Ebola Vaccine Candidates Generating Positive Immune Responses
Ever since the development of the first vaccine more than 200 years ago, vaccinations have greatly decreased the burden of infectious diseases, such as the Ebola virus.
The Ebola virus disease has become a great threat to humans in recent years.
New research has reported that the 3 Ebola virus vaccine candidates generate an immune response against the virus that lasts for at least 2.5 years.
This is good news given the ongoing Ebola outbreak in the Democratic Republic of Congo, which has reported 139 fatalities since August 1, 2018.
The study, which is being presented at the Annual Meeting of the American Society of Tropical Medicine and Hygiene, ‘could have implications far beyond the Ebola fight,’ said Katie Ewer, Ph.D., who conducted the study, in a press release.
Dr. Ewer said, “The impact could help expedite vaccines against several other diseases with significant outbreak potential, including Lassa fever, Nipah virus disease, and the Middle East Respiratory syndrome coronavirus (MERS-CoV).”
"Another important question is whether the persistence of this immune response can be enhanced by giving a 'late-booster' dose of vaccine 3 to 4 years after the initial immunization,” said Dr. Ewer.
Dr. Ewer said “In general, the analysis of the experimental Ebola vaccines showed that all three "were still producing a strong antibody response to the disease two and a half years after immunization, which is really good news."
One of the vaccines, developed by Merck, is now being used in the DRC, and there was already preliminary evidence that its protection lasted for at least 2 years.
While the protection from the vaccines might actually be much longer, this is the longest scientists have been able to track Ebola vaccine responses in humans.
Ewer said that "to protect health-care workers in the field in regions where we know there is a risk of new Ebola outbreaks, it's really important to generate persistent immune responses and this is now the most urgent need for an Ebola vaccine."
The goal now said Dr.
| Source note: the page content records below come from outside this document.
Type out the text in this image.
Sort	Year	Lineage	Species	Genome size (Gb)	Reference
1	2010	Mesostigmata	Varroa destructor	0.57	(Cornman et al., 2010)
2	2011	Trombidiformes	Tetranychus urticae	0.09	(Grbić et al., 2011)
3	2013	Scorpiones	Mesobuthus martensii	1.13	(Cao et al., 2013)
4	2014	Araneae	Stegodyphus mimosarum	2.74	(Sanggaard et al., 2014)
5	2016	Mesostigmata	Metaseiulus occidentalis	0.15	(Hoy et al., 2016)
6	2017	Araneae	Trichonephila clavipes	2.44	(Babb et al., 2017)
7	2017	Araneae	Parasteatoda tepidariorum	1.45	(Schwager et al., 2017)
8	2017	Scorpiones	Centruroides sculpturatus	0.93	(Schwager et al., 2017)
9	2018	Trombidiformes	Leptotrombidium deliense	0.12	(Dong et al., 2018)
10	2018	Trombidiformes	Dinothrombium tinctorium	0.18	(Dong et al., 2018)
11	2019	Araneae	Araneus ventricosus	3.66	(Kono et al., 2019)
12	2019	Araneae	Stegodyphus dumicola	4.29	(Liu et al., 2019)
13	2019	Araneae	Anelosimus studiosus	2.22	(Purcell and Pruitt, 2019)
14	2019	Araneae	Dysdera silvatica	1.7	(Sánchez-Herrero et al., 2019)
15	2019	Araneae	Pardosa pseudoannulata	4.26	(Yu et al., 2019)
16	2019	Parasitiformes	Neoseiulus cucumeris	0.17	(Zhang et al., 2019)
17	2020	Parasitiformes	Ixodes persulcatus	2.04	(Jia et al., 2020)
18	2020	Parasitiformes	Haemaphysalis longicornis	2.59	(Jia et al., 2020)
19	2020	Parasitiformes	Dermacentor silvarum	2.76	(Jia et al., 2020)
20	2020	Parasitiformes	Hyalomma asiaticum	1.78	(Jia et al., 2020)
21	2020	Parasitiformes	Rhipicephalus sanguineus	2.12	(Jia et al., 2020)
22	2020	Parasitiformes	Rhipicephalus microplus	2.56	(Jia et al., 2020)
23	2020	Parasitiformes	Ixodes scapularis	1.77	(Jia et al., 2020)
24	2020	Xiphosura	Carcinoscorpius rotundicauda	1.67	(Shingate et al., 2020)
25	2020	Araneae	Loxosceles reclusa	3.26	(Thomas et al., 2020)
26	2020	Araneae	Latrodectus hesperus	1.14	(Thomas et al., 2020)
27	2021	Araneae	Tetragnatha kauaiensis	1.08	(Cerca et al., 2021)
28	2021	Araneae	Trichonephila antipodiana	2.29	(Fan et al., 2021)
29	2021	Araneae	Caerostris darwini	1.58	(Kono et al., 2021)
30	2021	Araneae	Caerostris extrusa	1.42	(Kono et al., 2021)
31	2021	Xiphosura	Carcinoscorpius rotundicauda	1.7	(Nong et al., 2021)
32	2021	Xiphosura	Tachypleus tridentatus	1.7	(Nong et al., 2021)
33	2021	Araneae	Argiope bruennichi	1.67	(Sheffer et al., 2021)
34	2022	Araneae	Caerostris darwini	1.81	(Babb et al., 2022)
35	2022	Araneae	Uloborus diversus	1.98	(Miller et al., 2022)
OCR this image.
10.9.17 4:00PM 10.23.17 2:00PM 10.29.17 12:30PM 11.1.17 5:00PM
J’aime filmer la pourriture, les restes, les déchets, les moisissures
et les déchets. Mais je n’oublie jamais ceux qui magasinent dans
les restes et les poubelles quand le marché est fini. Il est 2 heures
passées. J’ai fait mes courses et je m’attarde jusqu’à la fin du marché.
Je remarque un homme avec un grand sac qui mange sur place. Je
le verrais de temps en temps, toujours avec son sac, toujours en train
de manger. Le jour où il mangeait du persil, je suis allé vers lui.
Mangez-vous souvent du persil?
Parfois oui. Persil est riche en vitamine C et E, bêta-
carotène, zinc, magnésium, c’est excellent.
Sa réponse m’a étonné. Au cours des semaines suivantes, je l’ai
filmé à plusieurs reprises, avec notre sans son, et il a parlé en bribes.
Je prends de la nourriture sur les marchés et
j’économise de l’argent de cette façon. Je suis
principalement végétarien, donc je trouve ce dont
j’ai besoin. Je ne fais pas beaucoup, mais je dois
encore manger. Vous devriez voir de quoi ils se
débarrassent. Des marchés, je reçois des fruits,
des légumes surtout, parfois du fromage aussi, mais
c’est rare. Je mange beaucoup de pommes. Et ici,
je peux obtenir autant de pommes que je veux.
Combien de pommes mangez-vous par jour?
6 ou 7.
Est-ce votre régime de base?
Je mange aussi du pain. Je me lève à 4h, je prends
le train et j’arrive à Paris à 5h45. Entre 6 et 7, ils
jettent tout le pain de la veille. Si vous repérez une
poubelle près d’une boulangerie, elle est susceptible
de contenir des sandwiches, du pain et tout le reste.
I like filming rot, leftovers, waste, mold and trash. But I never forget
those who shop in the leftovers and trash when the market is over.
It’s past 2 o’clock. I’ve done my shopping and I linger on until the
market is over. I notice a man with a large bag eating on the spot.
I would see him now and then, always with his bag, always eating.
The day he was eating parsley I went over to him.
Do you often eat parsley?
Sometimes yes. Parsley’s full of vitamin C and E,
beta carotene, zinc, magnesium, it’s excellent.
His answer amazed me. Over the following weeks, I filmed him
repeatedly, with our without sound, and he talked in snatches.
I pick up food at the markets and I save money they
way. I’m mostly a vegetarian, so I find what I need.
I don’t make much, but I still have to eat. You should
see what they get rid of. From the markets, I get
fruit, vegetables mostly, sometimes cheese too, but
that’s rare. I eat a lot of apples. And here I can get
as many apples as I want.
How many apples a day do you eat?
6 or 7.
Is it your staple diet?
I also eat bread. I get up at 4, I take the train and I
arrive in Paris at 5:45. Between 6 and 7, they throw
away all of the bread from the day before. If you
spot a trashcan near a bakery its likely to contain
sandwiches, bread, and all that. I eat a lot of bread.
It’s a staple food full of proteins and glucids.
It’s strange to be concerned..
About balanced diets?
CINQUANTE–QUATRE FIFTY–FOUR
Ewer, “is to have more vaccines that can be quickly readied for at least limited use at the first sign of an outbreak--to quickly protect healthcare workers and contain the spread with a ring of immunized individuals, as well as protecting against future outbreaks.”
Recently, the WHO says there is not enough valid research to risk the health of pregnant women nor their future child with the investigational vaccine rVSV-ZEBOV.
The study was funded by an Innovate U.K. award from the U.K. Department of Health to Matthew Snape.
The American Society of Tropical Medicine and Hygiene, founded in 1903, is the largest international scientific organization of experts dedicated to reducing the worldwide burden of tropical infectious diseases and improving global health.